As the Copenhagen convention on global climate change begins Monday, U.S. polls indicate that Americans are becoming less convinced that global climate change is real. Is this because we haven’t had dramatic heat waves in the past couple of years, or because the past two winters in New England have had more snow than in recent years, or is it simply because the sour economy has trumped all else and people are withdrawing into a cocoon where they focus only on present hardships and ignore the future?
Recently we have been further burdened with doubt as news reports cite a series of e-mails that have been labeled a conspiracy to suppress data among some climate scientists. To me these e-mails represent normal, but unfortunate, dialogue between scientists who are weighing the pros and cons of a mass of complex data that will be used to develop long-term predictions. But it certainly has provided fuel for those who have doubts that climate change is real.
Any or all of these reasons may be affecting our collective thinking, but I propose a more cogent reason is related to the diffuse and seemingly conflicting nature of the crisis. Yes, we have all heard that temperatures will rise several degrees, but we have also heard that some places may actually get cooler, or that sea ice near the poles is melting, but that only melting of ice caps will lead to sea level rise, or that globally we can expect drier conditions in some areas, but not in others. These seeming contradictions appear to be lulling us into complacency. And in places like Maine, folks who don’t live in a coastal plain may actually be hoping for a general warming trend.
What is often missed in climate change generalities are the real but unanticipated local changes that will likely occur. The natural world is a web of extremely complex interactions. Small changes in one factor can often lead to what scientists call amplification effects.
A classic example is now playing out in the northern polar region. Heat energy from the sun is mostly reflected back into the atmosphere when it strikes snow or ice (the albido effect). But once seawater or bare land is exposed, much of the sun’s energy is absorbed and now the warming curve rapidly increases. So far, we still have much of the winter ice in the aArctic seas, but we are rapidly losing seasonal (summer) ice, permitting more heat absorption by the ocean which in turn leads to thinner and thinner winter ice. We are approaching a tipping point.
But let’s bring the discussion back to Maine and just consider two wildlife species that we all directly or indirectly depend on for economic or recreational gain — white-tailed deer and brook trout. Native brook trout are the iconic fish species for Maine and draw many anglers to the state. Deer are either loved for hunting possibilities or disliked if they jump in front of our vehicles or eat our gardens. Populations of both deer and trout will be afected not so much by direct temperature changes but by indirect habitat modifications.
Climate modelers predict that Maine’s winters will become warmer but wetter. The past two winters were wetter (more snow) but did not reach, in most places, the subzero minimums that once characterized Maine. Even with warming temperatures Maine will still receive most winter precipitation in the form of snow, but it will be “wetter” since the temperatures will be closer to the freezing point. This will increase the winter burden on deer (deep, wet snow causes much greater mortality — especially of fawns). So, although the winters will be somewhat milder, this may not benefit the deer herds.
Since winter minimums will not be as low and because soil-insulating snow cover may be more persistent, trees and shrubs that are currently not adapted to Maine may migrate north. As a consequence, conifer numbers will decline as they face greater competition from broad-leaved deciduous trees. Conifers, such as spruce and fir, provide year-round shade along streams and brooks. If they are replaced by deciduous trees, we can expect more rapid spring snowmelt leading to increased siltation and trout habitat destruction.
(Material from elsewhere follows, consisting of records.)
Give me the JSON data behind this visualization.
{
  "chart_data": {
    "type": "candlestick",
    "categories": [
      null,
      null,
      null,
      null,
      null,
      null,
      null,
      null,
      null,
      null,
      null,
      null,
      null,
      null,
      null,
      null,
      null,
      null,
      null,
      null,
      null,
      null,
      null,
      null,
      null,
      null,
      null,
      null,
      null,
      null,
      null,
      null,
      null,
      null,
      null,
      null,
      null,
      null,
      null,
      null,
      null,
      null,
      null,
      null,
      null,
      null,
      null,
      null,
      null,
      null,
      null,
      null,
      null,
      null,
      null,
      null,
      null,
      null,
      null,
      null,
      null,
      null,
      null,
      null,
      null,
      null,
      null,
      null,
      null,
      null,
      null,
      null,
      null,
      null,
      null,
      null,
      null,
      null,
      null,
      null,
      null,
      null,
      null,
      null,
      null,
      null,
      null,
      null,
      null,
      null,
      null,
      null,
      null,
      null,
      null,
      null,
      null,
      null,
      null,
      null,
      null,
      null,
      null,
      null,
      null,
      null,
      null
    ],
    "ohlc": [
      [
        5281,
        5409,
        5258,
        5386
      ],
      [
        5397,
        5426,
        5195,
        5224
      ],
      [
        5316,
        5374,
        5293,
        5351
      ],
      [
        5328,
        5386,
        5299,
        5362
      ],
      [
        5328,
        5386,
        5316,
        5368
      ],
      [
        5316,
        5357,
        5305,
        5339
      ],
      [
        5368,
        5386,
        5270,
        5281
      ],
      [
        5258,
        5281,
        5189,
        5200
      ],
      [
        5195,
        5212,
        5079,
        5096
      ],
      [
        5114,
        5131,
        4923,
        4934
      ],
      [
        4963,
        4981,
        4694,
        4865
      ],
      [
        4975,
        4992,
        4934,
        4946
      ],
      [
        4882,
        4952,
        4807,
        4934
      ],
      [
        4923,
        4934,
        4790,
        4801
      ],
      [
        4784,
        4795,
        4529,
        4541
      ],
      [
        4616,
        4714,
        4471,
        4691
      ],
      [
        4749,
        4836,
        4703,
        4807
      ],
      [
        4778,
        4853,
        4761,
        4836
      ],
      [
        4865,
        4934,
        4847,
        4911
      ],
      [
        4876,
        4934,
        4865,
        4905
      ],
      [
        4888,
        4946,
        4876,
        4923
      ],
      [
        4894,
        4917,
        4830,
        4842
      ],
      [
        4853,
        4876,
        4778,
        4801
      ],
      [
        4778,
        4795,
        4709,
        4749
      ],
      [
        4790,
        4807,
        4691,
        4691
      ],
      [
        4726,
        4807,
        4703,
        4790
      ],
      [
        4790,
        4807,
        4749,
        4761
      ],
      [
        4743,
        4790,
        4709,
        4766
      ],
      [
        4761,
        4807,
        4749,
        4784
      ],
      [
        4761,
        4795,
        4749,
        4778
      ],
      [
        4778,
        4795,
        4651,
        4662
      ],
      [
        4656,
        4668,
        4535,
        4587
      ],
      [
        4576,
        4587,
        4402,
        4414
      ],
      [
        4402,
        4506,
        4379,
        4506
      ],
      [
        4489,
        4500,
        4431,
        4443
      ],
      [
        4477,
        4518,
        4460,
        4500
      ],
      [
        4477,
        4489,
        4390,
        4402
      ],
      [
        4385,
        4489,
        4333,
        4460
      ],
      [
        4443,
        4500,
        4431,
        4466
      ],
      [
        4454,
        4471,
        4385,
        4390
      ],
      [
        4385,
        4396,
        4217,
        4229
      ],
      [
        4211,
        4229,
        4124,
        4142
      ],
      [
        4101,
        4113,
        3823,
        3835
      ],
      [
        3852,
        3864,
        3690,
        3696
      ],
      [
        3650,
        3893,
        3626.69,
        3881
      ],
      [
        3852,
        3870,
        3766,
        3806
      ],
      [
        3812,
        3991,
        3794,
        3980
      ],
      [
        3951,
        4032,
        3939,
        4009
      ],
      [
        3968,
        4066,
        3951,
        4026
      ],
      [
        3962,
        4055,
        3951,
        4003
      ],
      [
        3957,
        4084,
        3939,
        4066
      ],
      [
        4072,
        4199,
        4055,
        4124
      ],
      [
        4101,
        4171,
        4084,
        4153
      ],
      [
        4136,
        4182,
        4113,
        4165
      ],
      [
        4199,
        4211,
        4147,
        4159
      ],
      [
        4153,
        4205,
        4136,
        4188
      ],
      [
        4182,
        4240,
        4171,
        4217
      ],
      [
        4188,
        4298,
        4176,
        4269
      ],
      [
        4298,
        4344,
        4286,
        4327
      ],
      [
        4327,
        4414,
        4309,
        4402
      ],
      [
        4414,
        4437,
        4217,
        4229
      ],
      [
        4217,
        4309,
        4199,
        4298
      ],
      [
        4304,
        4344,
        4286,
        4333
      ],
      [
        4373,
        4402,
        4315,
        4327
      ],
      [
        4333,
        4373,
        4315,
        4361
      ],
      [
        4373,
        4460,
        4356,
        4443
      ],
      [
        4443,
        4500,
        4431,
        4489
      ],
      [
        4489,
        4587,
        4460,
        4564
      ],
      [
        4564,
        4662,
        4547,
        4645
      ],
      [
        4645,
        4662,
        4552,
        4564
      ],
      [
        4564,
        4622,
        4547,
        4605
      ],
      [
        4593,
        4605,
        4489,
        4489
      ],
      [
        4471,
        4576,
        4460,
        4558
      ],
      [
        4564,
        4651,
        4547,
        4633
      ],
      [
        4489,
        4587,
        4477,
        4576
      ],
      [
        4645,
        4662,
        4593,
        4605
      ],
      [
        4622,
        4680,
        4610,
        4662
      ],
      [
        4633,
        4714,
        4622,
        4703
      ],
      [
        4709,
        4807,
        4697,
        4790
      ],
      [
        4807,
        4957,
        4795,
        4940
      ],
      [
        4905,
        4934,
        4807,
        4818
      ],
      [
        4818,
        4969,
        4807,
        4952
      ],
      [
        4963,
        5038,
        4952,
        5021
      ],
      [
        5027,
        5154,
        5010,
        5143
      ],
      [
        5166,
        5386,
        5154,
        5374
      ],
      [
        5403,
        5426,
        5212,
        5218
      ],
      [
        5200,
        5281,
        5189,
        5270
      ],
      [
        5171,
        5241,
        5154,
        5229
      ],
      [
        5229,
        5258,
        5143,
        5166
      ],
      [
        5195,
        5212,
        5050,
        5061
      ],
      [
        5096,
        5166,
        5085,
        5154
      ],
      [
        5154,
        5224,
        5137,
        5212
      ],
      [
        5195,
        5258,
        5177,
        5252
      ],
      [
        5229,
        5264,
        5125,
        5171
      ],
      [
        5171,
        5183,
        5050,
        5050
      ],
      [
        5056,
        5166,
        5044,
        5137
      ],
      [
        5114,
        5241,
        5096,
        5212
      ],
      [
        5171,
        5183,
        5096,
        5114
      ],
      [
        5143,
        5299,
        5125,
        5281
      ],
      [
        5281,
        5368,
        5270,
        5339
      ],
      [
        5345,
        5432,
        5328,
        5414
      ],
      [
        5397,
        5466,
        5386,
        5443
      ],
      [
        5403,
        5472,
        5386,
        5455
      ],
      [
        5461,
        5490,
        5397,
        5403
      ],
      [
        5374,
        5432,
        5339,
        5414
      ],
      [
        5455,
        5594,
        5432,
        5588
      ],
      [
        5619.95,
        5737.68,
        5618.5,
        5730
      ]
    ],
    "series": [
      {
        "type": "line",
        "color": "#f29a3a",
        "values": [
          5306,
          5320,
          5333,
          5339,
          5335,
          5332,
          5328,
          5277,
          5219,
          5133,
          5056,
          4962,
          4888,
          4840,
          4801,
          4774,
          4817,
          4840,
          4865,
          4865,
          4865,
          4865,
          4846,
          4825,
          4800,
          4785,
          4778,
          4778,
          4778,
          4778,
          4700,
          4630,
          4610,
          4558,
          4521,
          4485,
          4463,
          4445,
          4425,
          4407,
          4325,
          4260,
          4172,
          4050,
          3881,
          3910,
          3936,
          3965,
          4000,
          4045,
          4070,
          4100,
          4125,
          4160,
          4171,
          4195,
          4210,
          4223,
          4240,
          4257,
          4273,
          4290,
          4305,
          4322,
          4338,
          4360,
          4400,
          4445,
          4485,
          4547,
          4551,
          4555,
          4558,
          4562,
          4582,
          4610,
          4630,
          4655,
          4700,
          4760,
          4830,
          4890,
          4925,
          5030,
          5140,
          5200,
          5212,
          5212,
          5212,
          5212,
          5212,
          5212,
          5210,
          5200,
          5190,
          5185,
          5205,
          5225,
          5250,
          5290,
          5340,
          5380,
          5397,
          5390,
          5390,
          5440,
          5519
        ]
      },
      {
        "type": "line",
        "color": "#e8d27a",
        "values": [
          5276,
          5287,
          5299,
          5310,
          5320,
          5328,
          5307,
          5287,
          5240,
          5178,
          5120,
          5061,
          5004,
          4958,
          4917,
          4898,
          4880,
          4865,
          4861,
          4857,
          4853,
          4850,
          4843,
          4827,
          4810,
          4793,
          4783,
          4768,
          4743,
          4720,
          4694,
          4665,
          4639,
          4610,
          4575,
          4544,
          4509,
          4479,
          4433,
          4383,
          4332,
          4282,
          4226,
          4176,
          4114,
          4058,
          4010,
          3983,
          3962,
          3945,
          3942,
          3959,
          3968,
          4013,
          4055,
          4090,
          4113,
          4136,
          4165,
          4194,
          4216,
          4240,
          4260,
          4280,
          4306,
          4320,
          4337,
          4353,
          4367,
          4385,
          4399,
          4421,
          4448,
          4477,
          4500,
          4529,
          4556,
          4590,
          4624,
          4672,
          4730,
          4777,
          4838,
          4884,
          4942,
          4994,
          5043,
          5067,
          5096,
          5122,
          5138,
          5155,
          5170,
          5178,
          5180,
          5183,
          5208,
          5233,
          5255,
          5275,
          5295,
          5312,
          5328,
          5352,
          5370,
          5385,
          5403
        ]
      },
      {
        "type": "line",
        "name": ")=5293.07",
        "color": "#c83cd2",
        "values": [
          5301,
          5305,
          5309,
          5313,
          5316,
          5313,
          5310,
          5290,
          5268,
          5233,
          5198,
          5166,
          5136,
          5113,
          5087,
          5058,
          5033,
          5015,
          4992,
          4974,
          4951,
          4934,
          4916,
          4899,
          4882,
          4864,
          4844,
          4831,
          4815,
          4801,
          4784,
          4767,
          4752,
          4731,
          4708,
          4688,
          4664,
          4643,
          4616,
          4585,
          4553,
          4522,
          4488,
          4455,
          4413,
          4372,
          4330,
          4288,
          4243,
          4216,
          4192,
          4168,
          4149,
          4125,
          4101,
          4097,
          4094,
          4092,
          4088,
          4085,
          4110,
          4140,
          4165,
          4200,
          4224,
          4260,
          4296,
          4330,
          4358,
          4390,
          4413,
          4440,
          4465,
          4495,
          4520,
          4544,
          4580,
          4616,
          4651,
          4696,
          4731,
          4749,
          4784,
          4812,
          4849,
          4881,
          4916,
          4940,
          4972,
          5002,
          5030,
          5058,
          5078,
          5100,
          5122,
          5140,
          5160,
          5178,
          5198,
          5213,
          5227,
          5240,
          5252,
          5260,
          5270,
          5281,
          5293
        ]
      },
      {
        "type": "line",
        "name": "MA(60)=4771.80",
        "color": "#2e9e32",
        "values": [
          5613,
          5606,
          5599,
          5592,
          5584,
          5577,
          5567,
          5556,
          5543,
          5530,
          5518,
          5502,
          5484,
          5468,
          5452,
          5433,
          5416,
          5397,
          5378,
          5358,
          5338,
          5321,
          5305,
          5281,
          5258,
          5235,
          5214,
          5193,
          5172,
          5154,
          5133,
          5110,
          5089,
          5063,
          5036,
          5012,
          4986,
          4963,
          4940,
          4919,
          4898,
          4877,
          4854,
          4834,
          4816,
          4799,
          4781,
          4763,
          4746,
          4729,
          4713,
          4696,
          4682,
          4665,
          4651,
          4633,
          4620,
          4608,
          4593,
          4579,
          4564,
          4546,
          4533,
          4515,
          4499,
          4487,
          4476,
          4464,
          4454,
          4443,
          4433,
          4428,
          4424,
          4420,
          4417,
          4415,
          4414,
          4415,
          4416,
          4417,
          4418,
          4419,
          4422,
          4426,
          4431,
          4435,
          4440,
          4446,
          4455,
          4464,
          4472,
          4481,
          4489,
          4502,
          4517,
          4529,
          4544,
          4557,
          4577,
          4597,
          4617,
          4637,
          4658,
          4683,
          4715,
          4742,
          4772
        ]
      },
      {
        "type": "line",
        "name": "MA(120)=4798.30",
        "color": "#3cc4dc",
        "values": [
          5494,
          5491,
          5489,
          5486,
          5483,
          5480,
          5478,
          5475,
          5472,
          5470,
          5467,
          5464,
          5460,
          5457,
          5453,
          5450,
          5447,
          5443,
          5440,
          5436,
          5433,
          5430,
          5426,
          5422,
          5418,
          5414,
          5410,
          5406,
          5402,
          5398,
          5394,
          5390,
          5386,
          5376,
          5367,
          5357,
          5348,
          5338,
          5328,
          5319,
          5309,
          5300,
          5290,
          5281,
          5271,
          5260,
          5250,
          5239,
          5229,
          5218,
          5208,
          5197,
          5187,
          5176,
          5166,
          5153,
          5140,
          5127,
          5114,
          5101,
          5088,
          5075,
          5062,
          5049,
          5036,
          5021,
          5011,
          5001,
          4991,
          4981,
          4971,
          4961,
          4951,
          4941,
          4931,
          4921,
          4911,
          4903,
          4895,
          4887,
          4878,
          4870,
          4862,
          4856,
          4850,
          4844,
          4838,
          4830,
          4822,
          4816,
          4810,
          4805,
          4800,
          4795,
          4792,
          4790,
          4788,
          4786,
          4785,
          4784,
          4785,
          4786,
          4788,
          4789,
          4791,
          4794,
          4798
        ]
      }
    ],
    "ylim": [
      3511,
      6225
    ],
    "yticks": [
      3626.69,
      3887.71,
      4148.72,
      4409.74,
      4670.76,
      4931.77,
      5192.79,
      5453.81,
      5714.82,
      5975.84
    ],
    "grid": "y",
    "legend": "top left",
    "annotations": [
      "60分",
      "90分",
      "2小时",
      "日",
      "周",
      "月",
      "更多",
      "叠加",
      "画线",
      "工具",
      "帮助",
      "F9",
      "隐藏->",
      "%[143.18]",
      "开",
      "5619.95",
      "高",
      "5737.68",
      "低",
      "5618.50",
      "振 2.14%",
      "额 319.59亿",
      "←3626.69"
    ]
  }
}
In summer, our native speckled alder along streams provides shade for trout and a staging area for caddis flies, a primary food source for brook trout.
During the past 50 years, another alder that was native south of here has been creeping into several counties in southern Maine. Will this alder replace speckled alder? Will it provide the same amenities for brook trout? We don’t know, but nature can be full of unwelcome surprises. Natural processes in ecosystems can adapt to change, but they may produce results that are culturally and economically less appealing.
Richard Jagels is a professor of forest biology at the University of Maine and the lead author of the “Forest” section of “Maine’s Climate Future,” published this year and available online at www.climatechange.umaine.edu/mainesclimatefuture/.